Aliens em Johanesburgo são muito mais do que a melhor metáfora do ano no cinema. Distrito 9 é um filme em que cada elemento merece a desconfiança de que uma imagem vale mais do que uma, duas, várias palavras. Assim como em Matrix, para ficar em uma ficção científica mais ou menos recente, achar referências é parte central da diversão.
            O primeiro longa do diretor Neill Blomkamp é um marco na ficção científica por reposicionar extraterrestres (afinal, personagens mais do que comuns no gênero) na sociedade. Aqui, eles são os imigrantes marginalizados pela incapacidade de se adaptar e pelas necessidades que os fazem competir por espaço e comida com os antigos “fracos”, os negros favelados. Tornam-se um problema social.
            A vilã da história é a Multi Nacional United. Um nome que por si já enche uma cabeça de analogias, uma corporação com áreas de atuação várias e nem sempre claras (pense GE, Disney, Google, Microsoft, Enron ou Haliburton), uma rede de ações coordenadas sem núcleo (uma definição que se encaixa na Al Qaeda ou no Talibã, e na internet), um ente essencialmente sem identidade – muitas nacionalidades unidas, uma ONU capitalista sem tempo para diplomacia, com exército próprio e autoridade garantida por um governo que não se mostra.
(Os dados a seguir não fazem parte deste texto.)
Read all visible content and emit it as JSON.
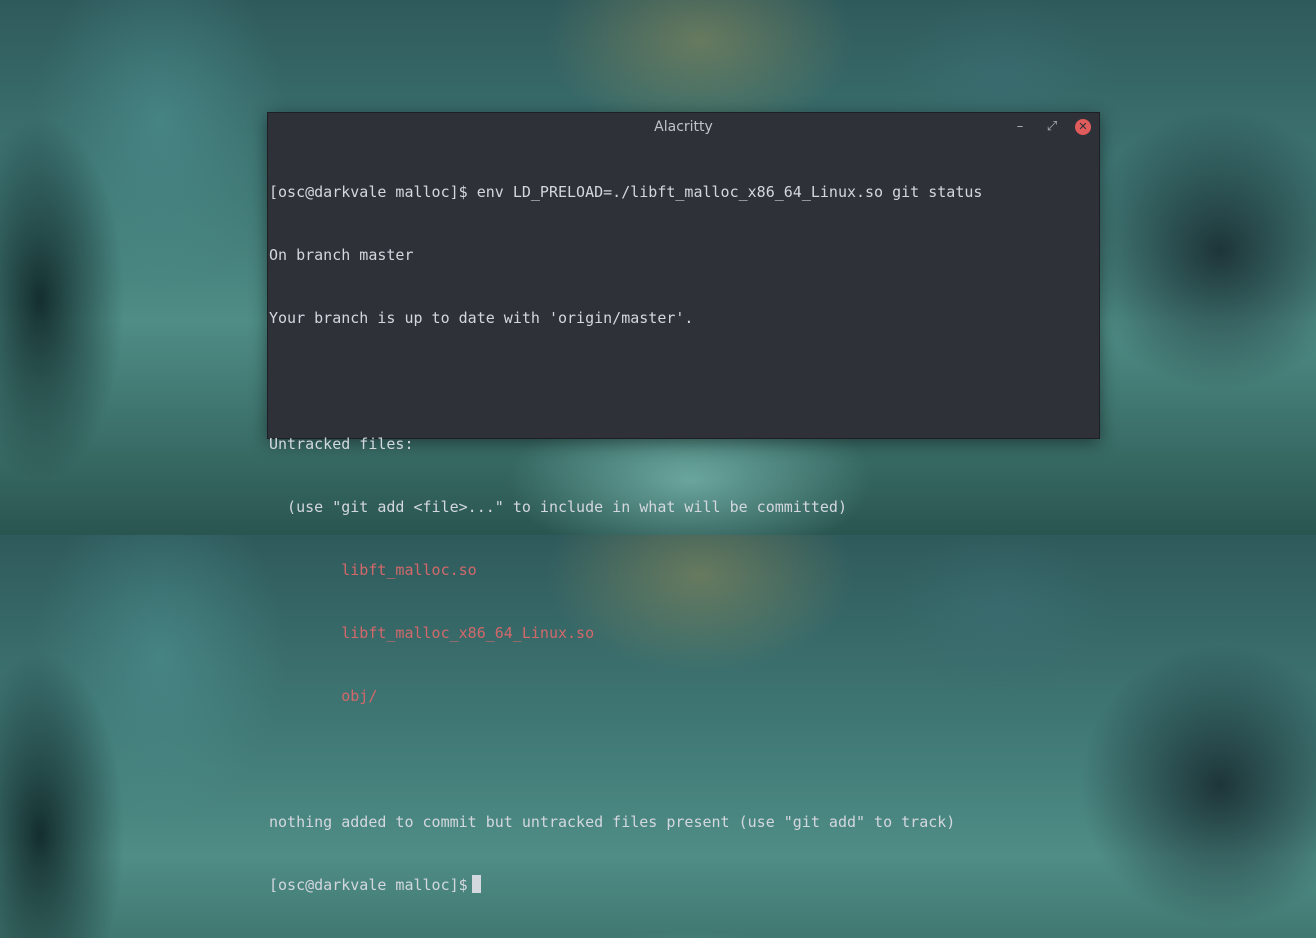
{
  "window": {
    "title": "Alacritty",
    "controls": {
      "minimize": "–",
      "maximize": "⤢",
      "close": "✕"
    }
  },
  "terminal": {
    "lines": [
      "[osc@darkvale malloc]$ env LD_PRELOAD=./libft_malloc_x86_64_Linux.so git status",
      "On branch master",
      "Your branch is up to date with 'origin/master'.",
      "",
      "Untracked files:",
      "  (use \"git add <file>...\" to include in what will be committed)",
      "        libft_malloc.so",
      "        libft_malloc_x86_64_Linux.so",
      "        obj/",
      "",
      "nothing added to commit but untracked files present (use \"git add\" to track)"
    ],
    "prompt": "[osc@darkvale malloc]$"
  },
  "colors": {
    "terminal_bg": "#2e3138",
    "text": "#d3d7de",
    "untracked": "#d2686a",
    "close_button": "#e05b5b"
  }
}
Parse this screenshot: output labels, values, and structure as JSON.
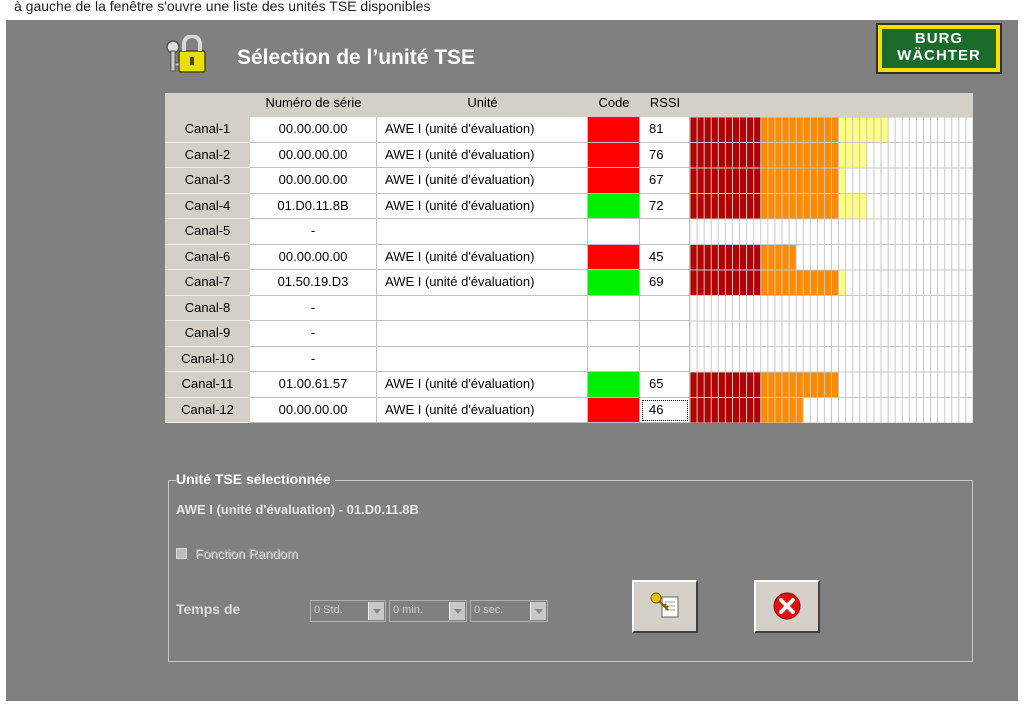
{
  "top_caption": "à gauche de la fenêtre s'ouvre une liste des unités TSE disponibles",
  "title": "Sélection de l’unité TSE",
  "logo": {
    "line1": "BURG",
    "line2": "WÄCHTER"
  },
  "table": {
    "headers": {
      "serial": "Numéro de série",
      "unit": "Unité",
      "code": "Code",
      "rssi": "RSSI"
    },
    "rows": [
      {
        "channel": "Canal-1",
        "serial": "00.00.00.00",
        "unit": "AWE I (unité d'évaluation)",
        "code": "red",
        "rssi": "81",
        "bar": 0.69
      },
      {
        "channel": "Canal-2",
        "serial": "00.00.00.00",
        "unit": "AWE I (unité d'évaluation)",
        "code": "red",
        "rssi": "76",
        "bar": 0.63
      },
      {
        "channel": "Canal-3",
        "serial": "00.00.00.00",
        "unit": "AWE I (unité d'évaluation)",
        "code": "red",
        "rssi": "67",
        "bar": 0.54
      },
      {
        "channel": "Canal-4",
        "serial": "01.D0.11.8B",
        "unit": "AWE I (unité d'évaluation)",
        "code": "green",
        "rssi": "72",
        "bar": 0.63
      },
      {
        "channel": "Canal-5",
        "serial": "-",
        "unit": "",
        "code": "",
        "rssi": "",
        "bar": 0
      },
      {
        "channel": "Canal-6",
        "serial": "00.00.00.00",
        "unit": "AWE I (unité d'évaluation)",
        "code": "red",
        "rssi": "45",
        "bar": 0.37
      },
      {
        "channel": "Canal-7",
        "serial": "01.50.19.D3",
        "unit": "AWE I (unité d'évaluation)",
        "code": "green",
        "rssi": "69",
        "bar": 0.56
      },
      {
        "channel": "Canal-8",
        "serial": "-",
        "unit": "",
        "code": "",
        "rssi": "",
        "bar": 0
      },
      {
        "channel": "Canal-9",
        "serial": "-",
        "unit": "",
        "code": "",
        "rssi": "",
        "bar": 0
      },
      {
        "channel": "Canal-10",
        "serial": "-",
        "unit": "",
        "code": "",
        "rssi": "",
        "bar": 0
      },
      {
        "channel": "Canal-11",
        "serial": "01.00.61.57",
        "unit": "AWE I (unité d'évaluation)",
        "code": "green",
        "rssi": "65",
        "bar": 0.53
      },
      {
        "channel": "Canal-12",
        "serial": "00.00.00.00",
        "unit": "AWE I (unité d'évaluation)",
        "code": "red",
        "rssi": "46",
        "bar": 0.4,
        "selected": true
      }
    ]
  },
  "bar_colors": [
    "#b30000",
    "#ff8c00",
    "#ffff80"
  ],
  "selection": {
    "group_label": "Unité TSE sélectionnée",
    "selected_text": "AWE I (unité d'évaluation) - 01.D0.11.8B",
    "random_label": "Fonction Random",
    "temps_label": "Temps de",
    "hours": "0 Std.",
    "minutes": "0 min.",
    "seconds": "0 sec."
  },
  "buttons": {
    "confirm_icon": "key-document-icon",
    "cancel_icon": "red-x-circle-icon"
  },
  "colors": {
    "panel": "#808080",
    "code_red": "#ff0000",
    "code_green": "#00ee00"
  }
}
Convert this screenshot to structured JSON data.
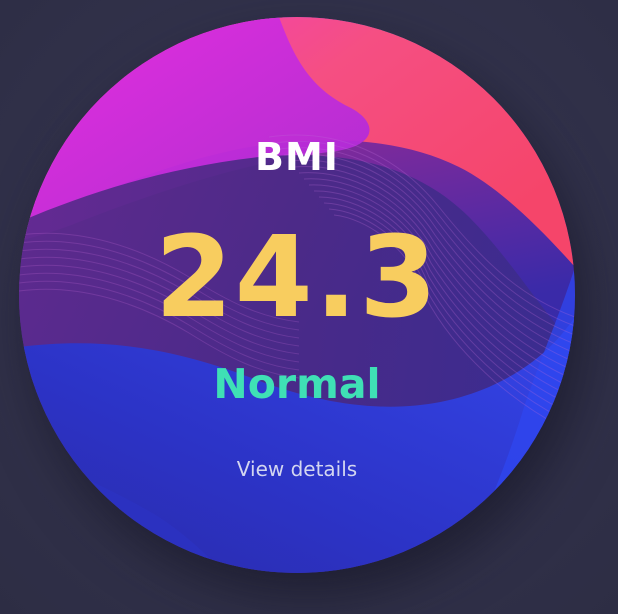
{
  "widget": {
    "title": "BMI",
    "value": "24.3",
    "status": "Normal",
    "link_label": "View details"
  },
  "colors": {
    "background": "#32324a",
    "value": "#f8cd5f",
    "status": "#3fe0b5",
    "link": "#d3d6f0"
  }
}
Um vilão essencialmente 3G, tão anônimo quanto der, tão sem cara quanto possível, mas viralmente espalhado. E só uma provocação: se o filme se passasse nos EUA, dá pra imaginar roteirista que desprezasse um personagem presidente ou um cenário Casa Branca?
            Mas como esse site é de musica, é nela que o texto vai tentar se concentrar. Uma viagem permitiria uma série de aproximações entre o termo “camarões” usado para os ETs no filme e gírias como cucaracha para latinos nos EUA, ou com os próprios camaroneses africanos. Mas há algo de forçação aí. Melhor é pensar como a postura magrela, malvestida e mal intencionada dos aliens tem a ver com as imagens de TV de piratas somalis, personagens que desafiam a realidade tanto quanto um ataque a duas torres gêmeas de avião. Mais, embora a galinha esteja lá quase que como crédito bibliográfico de certa Cidade de Deus, as tomadas aéreas do distrito alien são parecidas mesmo é com as do show milionário oscarizado de certa Bombaim.
            Quer dizer, por mais que a escolha de Johanesburgo e a presença de um comando nigeriano gritem que os aliens são os novos moradores de sowetos, o que não faltam são elementos para mostrar que aquela pobreza é qualquer uma – africana, carioca, indiana, quem dá mais.
            O interessante, portanto, é que em Distrito 9 não cabe nem uma MIA nem um remix de Wilson Simonal. A escolha do som que embala barracos e catações de lixo é a world music mais genérica, pronta a ser confundida com uma new age bem ao estilo Senhor dos Anéis (Peter Jackson na produção é um dado). Ao retirar qualquer traço de localidade da trilha, o filme reforça o universal e, pior, reforça o o quanto uma montagem pode deixar estranhos sons que a gente até já ouviu, e que nem são necessariamente representantes de uma estética esquisita como seria uma Enya ou uma Bjork, pra citar uns cânones mais óbvios.
            Pode parecer um detalhe falar de trilha em um filme de efeitos especiais, reviravoltas e traições de roteiro, sangue de várias cores e implicações políticas e de geoestratégia, mas a ideia do filme é criar identificação e estranhamento. É a dinâmica da narrativa. Sendo que se trata de um filme que opta por uma estética jornalística/institucional de depoimentos pra câmera, pelo menos na primeira metade. Outros que optaram por caminhos parecidos, Bruxas de Blair, Cloverfield, nem tinham música.
      Daí que cada vez que surge um alien no gueto vem aquele som safado de elevador sublinhar, quase despercebido, que segregação tem a ver com desconhecimento, e que discursos liberais sociológicos desaparecem tão rápido que antes que se perceba o filme nem volta a eles. Daí que ao partir para o que há de mais inofensivo na world music, o que talvez seja sem contradição o mais genuíno em world music (afinal, nem é african music nem brazilian ou indian - e que termo mais alienante para classificar o que não é em inglês), a pergunta básica do filme se realize com mais força: quem não é bem-vindo, imigrantes ou corporações?
      Paranoia e subversão com manteiga e sal. De verdade, nada contra.